For storage groups in an LCR environment, before running the Enable-StorageGroupCopy cmdlet to turn on LCR for a storage group, you must make sure that the current circular logging setting is detected and utilized by the Microsoft Exchange Information Store service by dismounting and then mounting the database in the storage group. While the Microsoft Exchange Information Store service requires that you dismount and then mount the database to detect and utilize the configuration change, the Microsoft Exchange Replication service is able to detect and utilize the configuration change dynamically and without any restart. Therefore, if the preceding procedure is not performed, a database can end up in a situation where the Microsoft Exchange Replication service considers circular logging to be off (or on) while the Microsoft Exchange Information Store service considers circular logging to be in the opposite state. This can result in log files being truncated prematurely.
Disabling LCR or SCR allows for backups or circular logging to delete log files without copying, but there is no disable option in CCR. Regardless of whether CRCL is enabled, in CCR, logs that have not replicated are never deleted.

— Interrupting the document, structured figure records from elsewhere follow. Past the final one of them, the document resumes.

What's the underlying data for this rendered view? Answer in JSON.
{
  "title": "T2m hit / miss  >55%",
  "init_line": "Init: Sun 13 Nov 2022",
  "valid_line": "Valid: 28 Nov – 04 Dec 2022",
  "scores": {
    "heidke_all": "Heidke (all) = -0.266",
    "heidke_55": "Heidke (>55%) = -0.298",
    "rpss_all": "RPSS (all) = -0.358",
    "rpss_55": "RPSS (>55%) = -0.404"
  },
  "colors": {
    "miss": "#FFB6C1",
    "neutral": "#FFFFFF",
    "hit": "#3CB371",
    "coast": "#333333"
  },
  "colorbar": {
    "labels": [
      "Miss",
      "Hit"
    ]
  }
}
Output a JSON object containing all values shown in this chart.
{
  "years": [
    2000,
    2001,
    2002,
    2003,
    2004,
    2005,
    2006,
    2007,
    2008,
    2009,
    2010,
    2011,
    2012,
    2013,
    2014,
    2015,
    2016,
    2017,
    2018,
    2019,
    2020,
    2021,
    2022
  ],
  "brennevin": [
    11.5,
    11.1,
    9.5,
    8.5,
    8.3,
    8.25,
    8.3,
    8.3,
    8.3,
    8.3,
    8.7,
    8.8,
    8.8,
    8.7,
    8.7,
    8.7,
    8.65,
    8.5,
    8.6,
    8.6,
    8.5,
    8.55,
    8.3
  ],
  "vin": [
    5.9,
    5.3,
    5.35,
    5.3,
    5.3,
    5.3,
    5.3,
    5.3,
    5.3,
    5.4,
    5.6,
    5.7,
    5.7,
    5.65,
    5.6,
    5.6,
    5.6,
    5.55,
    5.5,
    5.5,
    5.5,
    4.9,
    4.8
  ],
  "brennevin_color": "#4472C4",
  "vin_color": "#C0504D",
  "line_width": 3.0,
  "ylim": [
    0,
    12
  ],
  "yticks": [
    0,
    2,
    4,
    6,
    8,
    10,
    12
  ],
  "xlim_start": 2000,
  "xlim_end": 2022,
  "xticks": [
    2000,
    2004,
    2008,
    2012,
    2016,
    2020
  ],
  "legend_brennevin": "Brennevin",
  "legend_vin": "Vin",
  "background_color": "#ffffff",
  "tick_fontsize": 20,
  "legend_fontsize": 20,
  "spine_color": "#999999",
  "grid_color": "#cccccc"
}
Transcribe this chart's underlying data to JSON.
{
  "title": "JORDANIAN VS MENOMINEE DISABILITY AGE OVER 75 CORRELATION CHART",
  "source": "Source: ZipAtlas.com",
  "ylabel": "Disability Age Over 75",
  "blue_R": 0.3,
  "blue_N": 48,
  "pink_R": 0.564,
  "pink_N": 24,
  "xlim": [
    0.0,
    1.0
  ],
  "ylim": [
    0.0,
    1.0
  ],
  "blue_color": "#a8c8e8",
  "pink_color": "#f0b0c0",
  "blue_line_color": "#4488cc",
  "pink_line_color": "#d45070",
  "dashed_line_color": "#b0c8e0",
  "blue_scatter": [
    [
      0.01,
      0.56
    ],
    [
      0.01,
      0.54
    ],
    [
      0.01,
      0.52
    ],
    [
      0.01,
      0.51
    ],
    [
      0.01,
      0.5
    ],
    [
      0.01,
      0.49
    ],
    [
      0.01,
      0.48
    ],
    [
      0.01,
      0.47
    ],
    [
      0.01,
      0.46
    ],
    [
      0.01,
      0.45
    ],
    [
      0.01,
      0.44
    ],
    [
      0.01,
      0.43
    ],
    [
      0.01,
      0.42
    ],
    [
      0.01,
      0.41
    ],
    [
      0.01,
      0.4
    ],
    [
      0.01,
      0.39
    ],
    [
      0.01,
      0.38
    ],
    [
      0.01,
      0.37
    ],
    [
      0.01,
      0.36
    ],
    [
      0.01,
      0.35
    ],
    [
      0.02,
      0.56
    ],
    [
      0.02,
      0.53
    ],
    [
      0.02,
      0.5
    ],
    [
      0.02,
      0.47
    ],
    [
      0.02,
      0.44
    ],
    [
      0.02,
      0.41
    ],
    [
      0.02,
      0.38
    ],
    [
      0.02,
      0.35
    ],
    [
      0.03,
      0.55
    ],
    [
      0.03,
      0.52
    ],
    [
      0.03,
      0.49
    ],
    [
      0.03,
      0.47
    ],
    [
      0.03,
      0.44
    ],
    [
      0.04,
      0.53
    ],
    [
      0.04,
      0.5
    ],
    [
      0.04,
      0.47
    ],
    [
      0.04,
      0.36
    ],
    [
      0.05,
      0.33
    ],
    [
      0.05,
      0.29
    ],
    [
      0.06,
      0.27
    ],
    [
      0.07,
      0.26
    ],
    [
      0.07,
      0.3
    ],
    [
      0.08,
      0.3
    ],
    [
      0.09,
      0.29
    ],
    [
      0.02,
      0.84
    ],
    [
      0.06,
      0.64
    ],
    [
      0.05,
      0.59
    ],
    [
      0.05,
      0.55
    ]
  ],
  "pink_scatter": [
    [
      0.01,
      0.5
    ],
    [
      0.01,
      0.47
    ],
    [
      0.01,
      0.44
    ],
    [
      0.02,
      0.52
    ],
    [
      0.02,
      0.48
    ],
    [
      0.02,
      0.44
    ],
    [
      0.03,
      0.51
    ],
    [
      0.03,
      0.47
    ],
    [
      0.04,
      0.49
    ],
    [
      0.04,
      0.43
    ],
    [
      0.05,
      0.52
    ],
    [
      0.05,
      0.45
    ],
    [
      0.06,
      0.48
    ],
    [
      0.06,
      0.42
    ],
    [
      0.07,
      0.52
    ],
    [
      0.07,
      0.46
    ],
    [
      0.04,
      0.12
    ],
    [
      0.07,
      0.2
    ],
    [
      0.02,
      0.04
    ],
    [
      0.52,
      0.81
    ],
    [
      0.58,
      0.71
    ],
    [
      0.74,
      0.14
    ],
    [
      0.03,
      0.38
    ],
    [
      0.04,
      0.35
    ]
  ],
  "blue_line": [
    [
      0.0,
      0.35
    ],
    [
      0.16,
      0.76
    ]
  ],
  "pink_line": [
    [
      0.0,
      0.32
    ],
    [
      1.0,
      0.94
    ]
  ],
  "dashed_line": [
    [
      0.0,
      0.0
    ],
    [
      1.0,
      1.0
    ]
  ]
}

To keep the amount of transactional logs that are created under control, administrators sometimes enable circular logging during large mailbox moves. Because a mailbox move is an operation that involves two different databases, you can enable circular logging for both databases during the mailbox move.
Because circular logging interferes with the ability to bring the storage group up to date in case of failure, we do not recommend using circular logging for extended periods of time.
You can enable CRCL in CCR, LCR, and SCR environments for the purposes of mailbox moves or other scenarios that cause a large buildup of log files. However, during the time that CRCL is enabled, you cannot perform any backups. As a result, you must make sure that:
- Mailbox moves do not interfere with backup operations, because if CRCL is turned on, you cannot perform backups.
- CRCL is disabled after the mailbox moves have been completed so that backups can resume.